The page is considerably popular to show up on a Google search. I imagine the frustration of a beginner actually trying the first examples and not getting the joke immediately.



Yeah, I mean if you really wanted to help people exit Vim you'd trap Ctrl-c in command mode and print the instructions at the bottom of the screen.

Something along the lines of "Type :qa and press <Enter> to exit Vim" would probably do it...


At this point, learning how to exit vim by yourself is just standard hazing practice for new devs.

It's not a bug, it's a feature.


This kind of advice confused me early on because I didn't realize the : was part of the command for way too long. For beginners, you might want to spell it out further as: "shift and the : key, then qa, then Enter"


I think that's a great suggestion and probably gets the root of the whole exit vim meme.


I don't have a qa key though


I’ll laugh about this now but then probably find out later that it was actually based on an obscure teletype terminal that actually had an “qa” key.


You're only targetting old 1970s terminal users, there, though.

If you wanted to also help slightly more modern users who are used to CUA conventions from GUIs, you would have the [F1] key bring up some form of help screen, which said something like "Get out of Vim: Use :qa!" at the top.


You're only targeting old 1990s GUI users there, though.

If you wanted to also help silghtly more modern users who are used to discoverable-UI conventions from mobile apps, you would have it so shaking your device brings up some form of chat bot, which would suggest asking it how to quit Vim.


1980s. [F1] is CUA 1987.

And one of these ideas is not like the others.

Clippy, please tell everyone how Lio's and my if-only-VIM-did-this ideas are different to Kerrick's idea.


Yes, the version on my machine prints

    Type  :qa!  and press <Enter> to abandon all changes and exit Vim


I'd bet that most people who get stuck don't start vim themselves though. I taught (the basics of) git to a bunch of students recently and the first time we did a commit I had to go around the room and show people how to operate vim. I bet the same happens when new people use visudo, etc


This is why vim is a bad default. Thankfully, there's someone thinking about changing this [0].

[0] https://www.phoronix.com/scan.php?page=news_item&px=Fedora-W...


I don't know about vim, but in neovim you're greeted by the following when you launch it the first time:

type :help nvim<Enter> if you are new!

type :checkhealth<Enter> to optimize Nvim

type :q<Enter> to exit

type :help<Enter> for help

This joke is pretty outdated :P

(But still kind of funny)


You get the same thing in vim, but only when you open it without a file. Chances are, you only do that when you're already a vim user, and most non-users will be confronted with any random program opening a file in vim for them to edit (visudo, git commit, etc.)

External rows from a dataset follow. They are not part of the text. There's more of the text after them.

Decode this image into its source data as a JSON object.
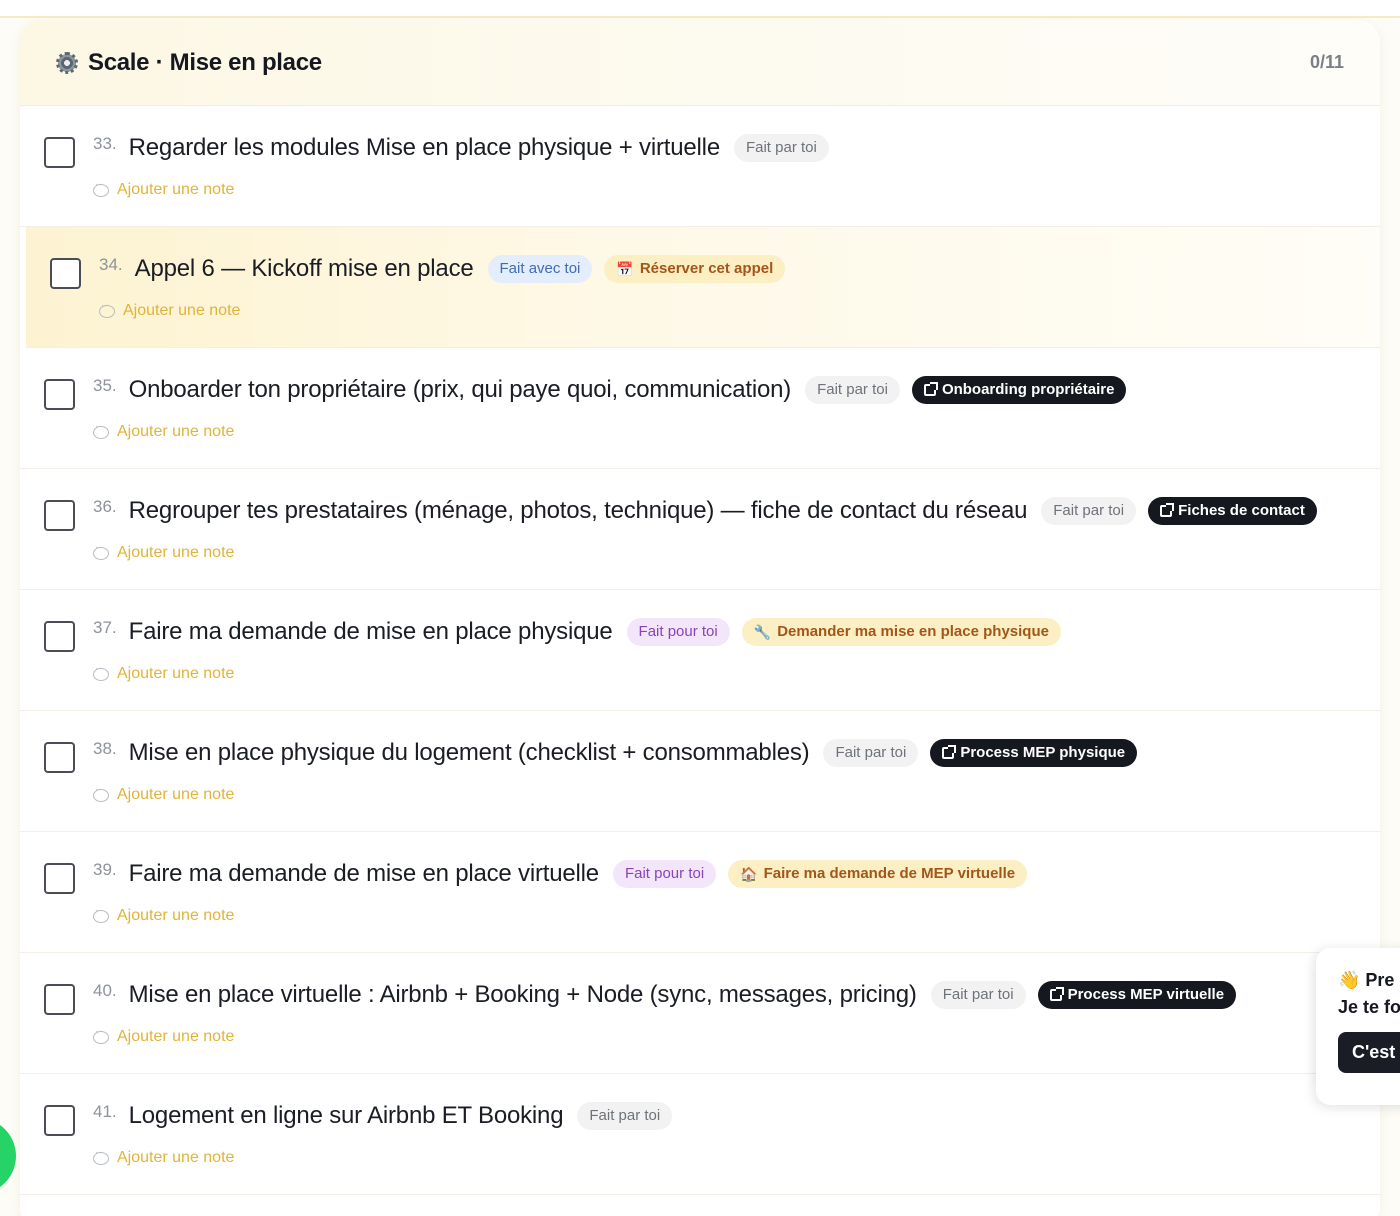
{
  "header": {
    "title": "Scale · Mise en place",
    "progress": "0/11",
    "icon": "gear-icon"
  },
  "colors": {
    "accent_yellow": "#e0b43a",
    "dark_button": "#15181f",
    "highlight_bg": "#fdf3d1"
  },
  "tasks": [
    {
      "num": "33.",
      "title": "Regarder les modules Mise en place physique + virtuelle",
      "tag": "Fait par toi",
      "tag_type": "par",
      "action": "",
      "action_type": "",
      "note": "Ajouter une note"
    },
    {
      "num": "34.",
      "title": "Appel 6 — Kickoff mise en place",
      "tag": "Fait avec toi",
      "tag_type": "avec",
      "action": "Réserver cet appel",
      "action_type": "yel",
      "action_emoji": "📅",
      "note": "Ajouter une note",
      "highlight": true
    },
    {
      "num": "35.",
      "title": "Onboarder ton propriétaire (prix, qui paye quoi, communication)",
      "tag": "Fait par toi",
      "tag_type": "par",
      "action": "Onboarding propriétaire",
      "action_type": "dark",
      "note": "Ajouter une note"
    },
    {
      "num": "36.",
      "title": "Regrouper tes prestataires (ménage, photos, technique) — fiche de contact du réseau",
      "tag": "Fait par toi",
      "tag_type": "par",
      "action": "Fiches de contact",
      "action_type": "dark",
      "note": "Ajouter une note"
    },
    {
      "num": "37.",
      "title": "Faire ma demande de mise en place physique",
      "tag": "Fait pour toi",
      "tag_type": "pour",
      "action": "Demander ma mise en place physique",
      "action_type": "yel",
      "action_emoji": "🔧",
      "note": "Ajouter une note"
    },
    {
      "num": "38.",
      "title": "Mise en place physique du logement (checklist + consommables)",
      "tag": "Fait par toi",
      "tag_type": "par",
      "action": "Process MEP physique",
      "action_type": "dark",
      "note": "Ajouter une note"
    },
    {
      "num": "39.",
      "title": "Faire ma demande de mise en place virtuelle",
      "tag": "Fait pour toi",
      "tag_type": "pour",
      "action": "Faire ma demande de MEP virtuelle",
      "action_type": "yel",
      "action_emoji": "🏠",
      "note": "Ajouter une note"
    },
    {
      "num": "40.",
      "title": "Mise en place virtuelle : Airbnb + Booking + Node (sync, messages, pricing)",
      "tag": "Fait par toi",
      "tag_type": "par",
      "action": "Process MEP virtuelle",
      "action_type": "dark",
      "note": "Ajouter une note"
    },
    {
      "num": "41.",
      "title": "Logement en ligne sur Airbnb ET Booking",
      "tag": "Fait par toi",
      "tag_type": "par",
      "action": "",
      "action_type": "",
      "note": "Ajouter une note"
    }
  ],
  "popup": {
    "line1": "👋 Pre",
    "line2": "Je te fo",
    "button": "C'est"
  }
}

git will open pico if you haven't configured an editor. It's annoying.

If you have configured an editor, hopefully you already know how to quit.


It has to open something, and pico/nano, at least, has a menu that tells you how to quit. What else would be a preferable default?


I'm open to the idea that there isn't a better default, but that doesn't make it less annoying.

Another option would be to fail and prompt the user to configure an editor preference. That wouldn't be much different (to me) than what it does now.


Nope.

The best thing that can happen to a beginner is they continue being frustrated with vim, quit it before they get in too deep, and just use shitty idees like the rest of us trash.


My first go at vim was an accident. I was using git and ended up there. I later tried to change the editor invoked by git to something else, but have concluded that was dumb and the only real option is to learn vim. It's still on my todo list. As is the actual OSS work I want to contribute after climbing this hill. It should not be this way.


You don't ever tick that item on the todo list. Learning vim is a never-ending path to wisdom.


VScode's text editing/ diff/ git tool is really good.

It helps that VScode is also my editor of choice in general.